Here she is. The daughter I never had!
It may be hard to tell from the picture but I painted skull and cross bones all over the rocking horse.


----------



## Darkside (Aug 6, 2007)

Oh man how cool is that! nice


----------



## skeletonowl (Aug 8, 2006)

hahaha i like it! The crossbones are such pretty colors you don't even notice and then you look closer. It's great!


----------



## Moon Dog (Oct 3, 2006)

Awwww... she looks just like you!


----------



## Samhain (May 28, 2007)

That's cool. I have to know how you made it!


----------



## beelce (Jul 21, 2007)

She is cute....and wicked.


----------



## Bloodfeast (Oct 16, 2007)

that is great! i absolutely love what you did with the eyes!!


----------



## Hauntiholik (May 17, 2006)

I need to say that I can't take credit for the doll herself. I found her at Michaels and she's a Gemmy product.

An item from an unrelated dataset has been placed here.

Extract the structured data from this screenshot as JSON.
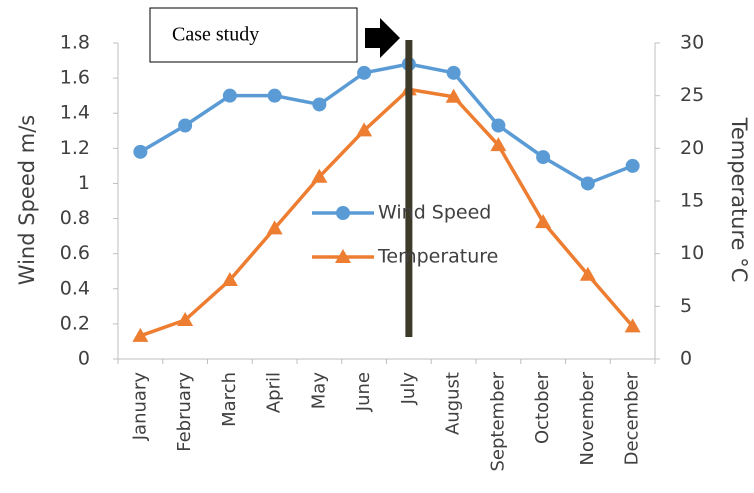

I added the tiara and rocking horse.
She was activated by a button on her arm which I've hacked so I can activate her from 20 feet away. I originally wanted her on a bicycle but I loved the idea of the skull and cross bones on the horse. I still have to make a rocking mechanism for it but I may save that for a later date.

She says 5 phrases.
1) You're not going in there are you? MUAHAHAHA!
2) I'd turn back if I were you! MUAHAHAHA!
3) I don't think you really want to come this way. MUAHAHAHA!
4) BEWARE! MUAHAHAHA!
5) This is not the direction you want to go! MUAHAHAHA! 

All of these phrases are perfect because she's going to be placed on the walkway up to the house.


----------



## Lauriebeast (Feb 27, 2007)

Very cool, Hauntie!


----------



## joker (Sep 25, 2007)

Very cool indeed! If I had space left I'd get one myself.

Nice touch with the horse


----------



## CreepyCanmore (Mar 27, 2007)

That's great. Cute and creepy all in one horrible little bundle.


----------



## pyro (Oct 7, 2006)

nice i love it


----------



## NickG (Sep 12, 2006)

I thought the doll was great except for the push button activation - glad you found a way around it! She's pretty creepy... the horse is great.


----------



## slightlymad (May 25, 2006)

Now thats my kinda kid


----------



## Ghostess (Aug 21, 2005)

She's so sweet ..... wickedly sweet! Love it!


----------



## Amarande (Nov 4, 2007)

She's very, umm, cute!
Love her and her horse.


----------



## Frighteners Entertainment (Jan 24, 2006)

I love it!


----------



## Lilly (Jun 13, 2006)

thats good ...
all the pretty colors are deceiving ..haha


----------



## slimy (Jul 12, 2006)

Consider this stolen.


----------



## Death Master (Jul 1, 2007)

Very nice, and yes you should animate it, that would top it off.


----------



## HalloweenZombie (Jul 22, 2007)

You found that at Michael's? How'd I miss that one? Nice find! My daughter would have loved that.


----------